Whether this title makes you rage, laugh, or read on -- it’s true. There are better things to worry about than typos and grammatical errors.
A shock coming from a writer? I hope so.
Yes, we’re employed to get it right -- it’s our job, but the bigger picture is a love of writing and sharing stories.
As my recent LinkedIn poll showed, neurodiversity is more accepted than you think, so don’t let typos and grammar errors stop you from sharing your story and experience.
Yes, people notice typos, yes they care, but they also seem to make allowances in general for neurodiversity, your role (not a copywriter or journo), and the type of document (formal/informal).
Almost 90% of people notice typos and grammar errors, according to 1296 LinkedIn users.
Of those, almost 100 people commented (many holding senior roles), perhaps because they felt the need to clarify their thoughts on typos and grammar -- it was certainly a hot topic -- who knew?
As one user put it, “Notice, yes, all the time. Judgement and altered decision making I try to avoid.”
Neurodiversity is a writing superpower
In our experience, those who are neurodiverse expect to make mistakes, and for that reason, they either don’t write or are very aware of their mistakes.
Being self-aware is great -- more people could use this skill. Self-doubt, though, is the opposite -- we need to read your words.
Firstly, not writing because you’re scared of being judged is understandable -- but we’re missing your wisdom if you’d like to share it -- we want to hear it.
Secondly, being aware of mistakes is better than thinking you’re so great you don’t need to edit or proofread -- we all need to do that -- even writers.
Thirdly, people get that typos happen more often on social and in a text message.

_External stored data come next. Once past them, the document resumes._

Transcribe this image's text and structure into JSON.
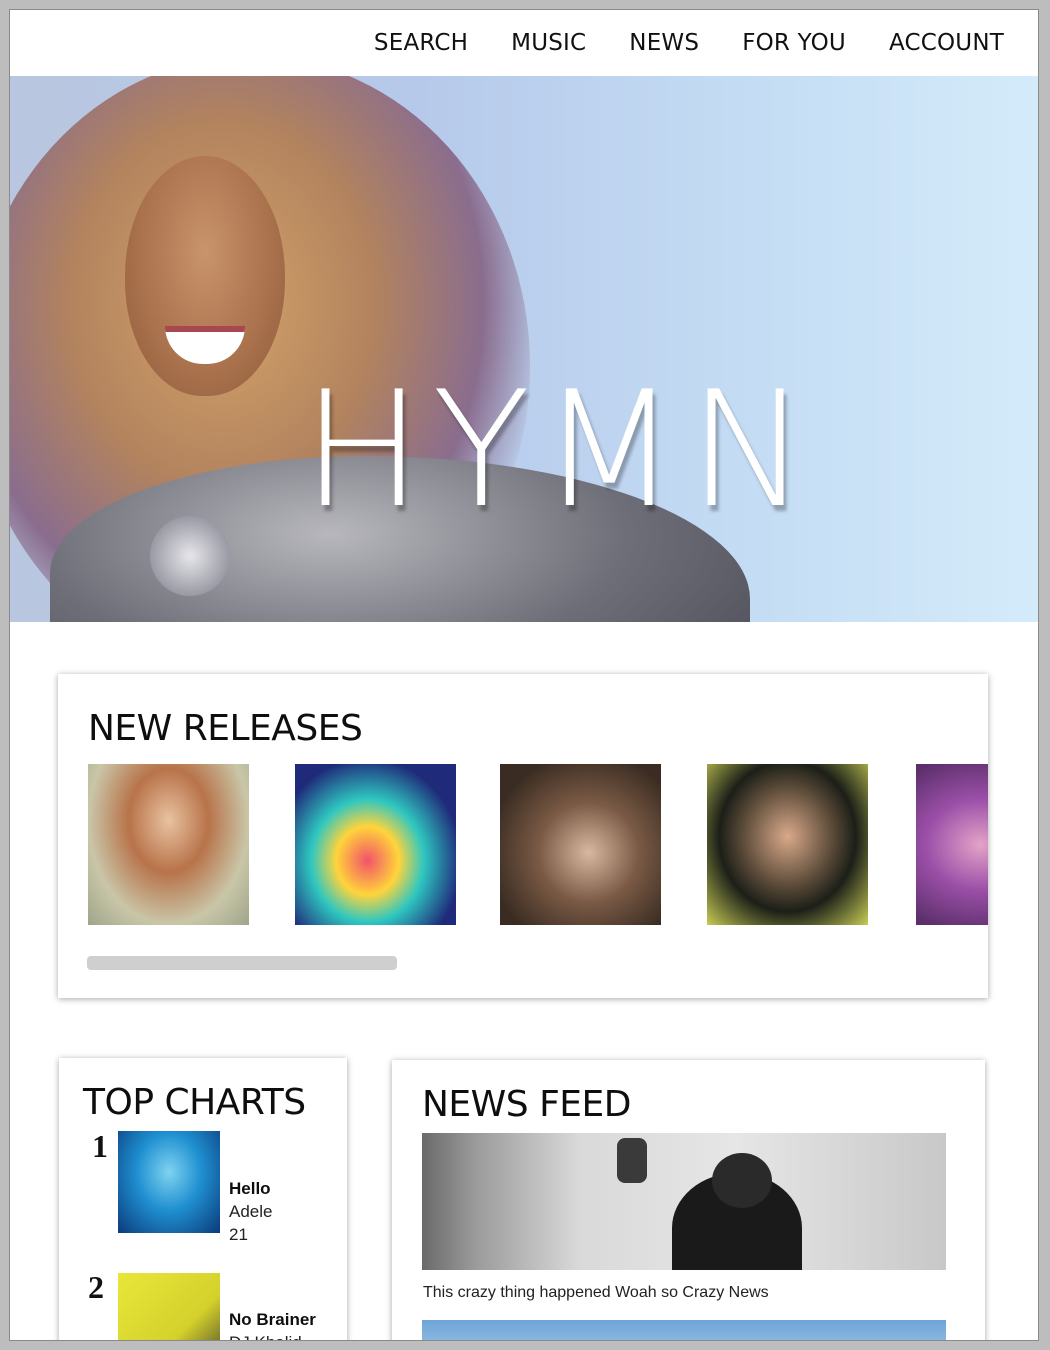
{
  "nav": {
    "items": [
      "SEARCH",
      "MUSIC",
      "NEWS",
      "FOR YOU",
      "ACCOUNT"
    ]
  },
  "hero": {
    "logo": "HYMN"
  },
  "new_releases": {
    "title": "NEW RELEASES"
  },
  "top_charts": {
    "title": "TOP CHARTS",
    "entries": [
      {
        "rank": "1",
        "song": "Hello",
        "artist": "Adele",
        "album": "21"
      },
      {
        "rank": "2",
        "song": "No Brainer",
        "artist": "DJ Khalid",
        "album": ""
      }
    ]
  },
  "news_feed": {
    "title": "NEWS FEED",
    "items": [
      {
        "caption": "This crazy thing happened Woah so Crazy News"
      }
    ]
  },
  "colors": {
    "page_background": "#ffffff",
    "frame": "#bdbdbd",
    "scrollbar": "#cfcfcf",
    "text": "#111111"
  }
}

As one LinkedIn user said, “I notice them [typos], and it’s not important to me providing the medium isn’t legally binding/contractual if it’s a friend I might be inclined to share with them how as a dyslexic early school leaver I try to manage my poor spelling and grammar. Some people are very invested in vilifying bad spelling, but they just haven’t thought further enough to why someone is communicating poorly in the first place.”

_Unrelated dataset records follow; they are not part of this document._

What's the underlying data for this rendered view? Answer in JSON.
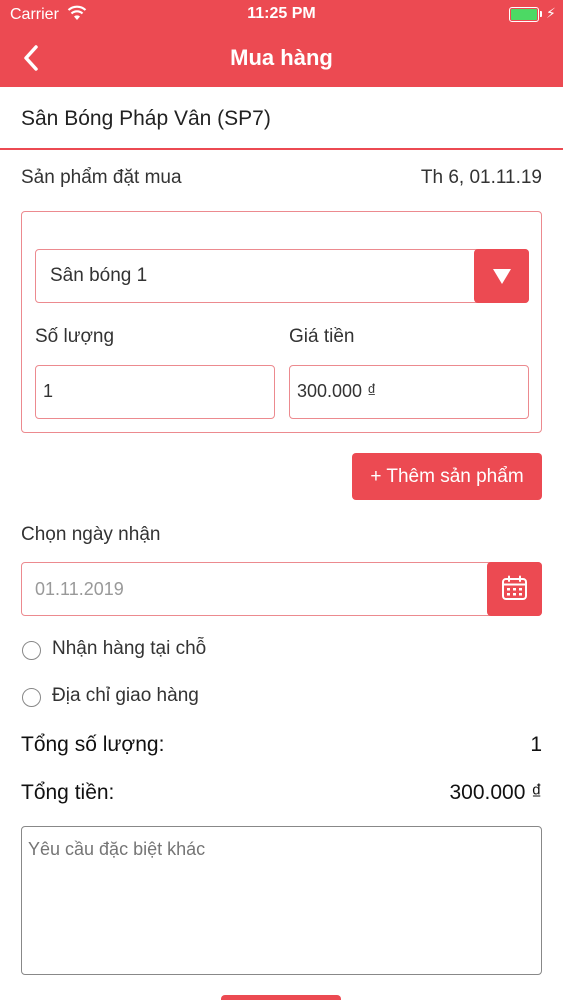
{
  "status_bar": {
    "carrier": "Carrier",
    "time": "11:25 PM",
    "battery_color": "#4cd964"
  },
  "nav": {
    "title": "Mua hàng",
    "back_icon": "chevron-left-icon"
  },
  "venue": {
    "name": "Sân Bóng Pháp Vân (SP7)"
  },
  "order": {
    "section_label": "Sản phẩm đặt mua",
    "date": "Th 6, 01.11.19",
    "product": {
      "selected": "Sân bóng 1",
      "quantity_label": "Số lượng",
      "quantity_value": "1",
      "price_label": "Giá tiền",
      "price_value": "300.000 ₫"
    },
    "add_button": "+ Thêm sản phẩm"
  },
  "delivery": {
    "date_label": "Chọn ngày nhận",
    "date_placeholder": "01.11.2019",
    "option_pickup": "Nhận hàng tại chỗ",
    "option_address": "Địa chỉ giao hàng"
  },
  "totals": {
    "qty_label": "Tổng số lượng:",
    "qty_value": "1",
    "money_label": "Tổng tiền:",
    "money_value": "300.000 ₫"
  },
  "notes": {
    "placeholder": "Yêu cầu đặc biệt khác"
  },
  "colors": {
    "accent": "#ec4a52"
  }
}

Another said, “Humans make mistakes and sometimes we are too busy to double check or maybe we even have dyslexia. I can live with mistakes even though I notice them. On the other hand, The BBC news app and published stories is always letting it slip, now that gets right on my nerves 😬”

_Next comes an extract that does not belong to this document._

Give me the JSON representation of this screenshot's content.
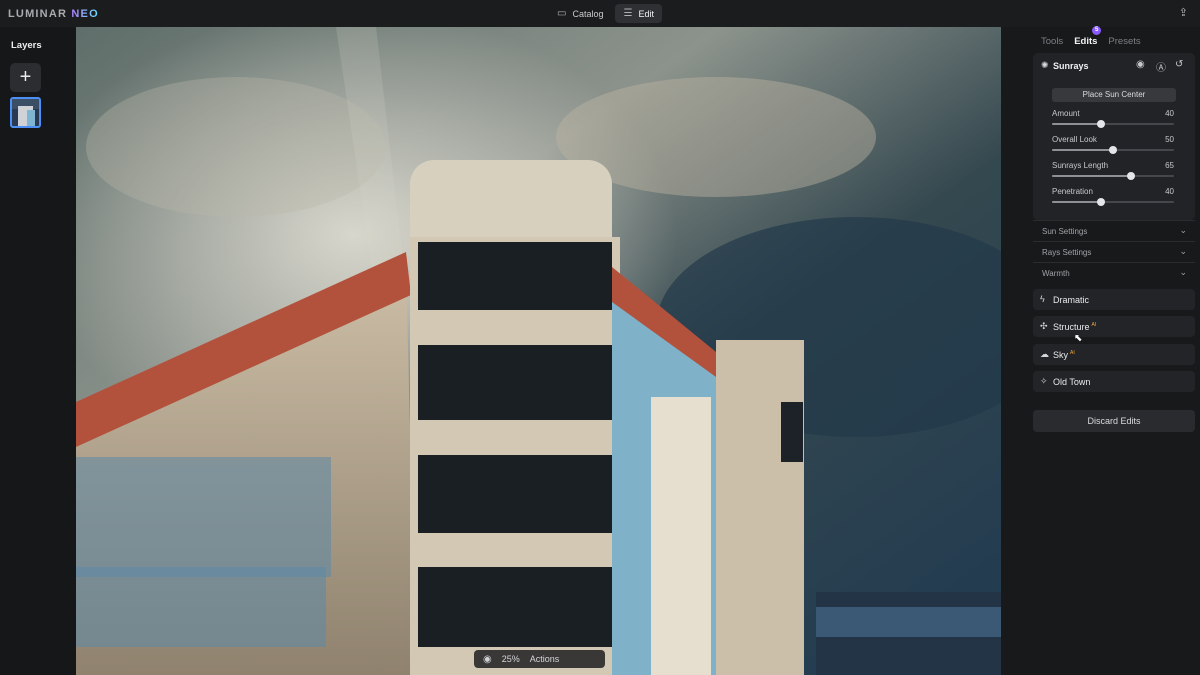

Just imagine the stories we wouldn’t have heard if people hadn’t posted or talked because they were worried about a typo.
Typos in informal and formal documents
LinkedIn users who commented on the poll also identified that typos in a formal document are viewed differently to social messages typed on a mobile device.
“Absolutely, typing on ultra small smartphone keys, in a discussion is very different from a formal document.”
Whether you’re writing a social post, filling in a web form, or writing a novel -- there are proven methods that you can use to avoid typos and grammatical errors. If you still make them, you gave it your best shot -- it’s the story that counts.
Write first (your personality and story should take centre stage).
Proofread (use tools and ask other people if time allows for formal docs).
If it’s social, people won’t care as much about typos -- formal documents need more time, though. Even then, you just try your best.
Tools like Grammarly have plugins that sit on your computer and phone, so whether you’re typing a text, a client email, a social post, or writing a formal document -- you’ll have a little help to avoid typos.
Most people chime in here and say phones have spell checkers, and what about MS Word -- but you’ll find that apps like Grammarly pick up far more mistakes, in context, and have more tools -- like tone.
There’s a free version and a paid version of Grammarly.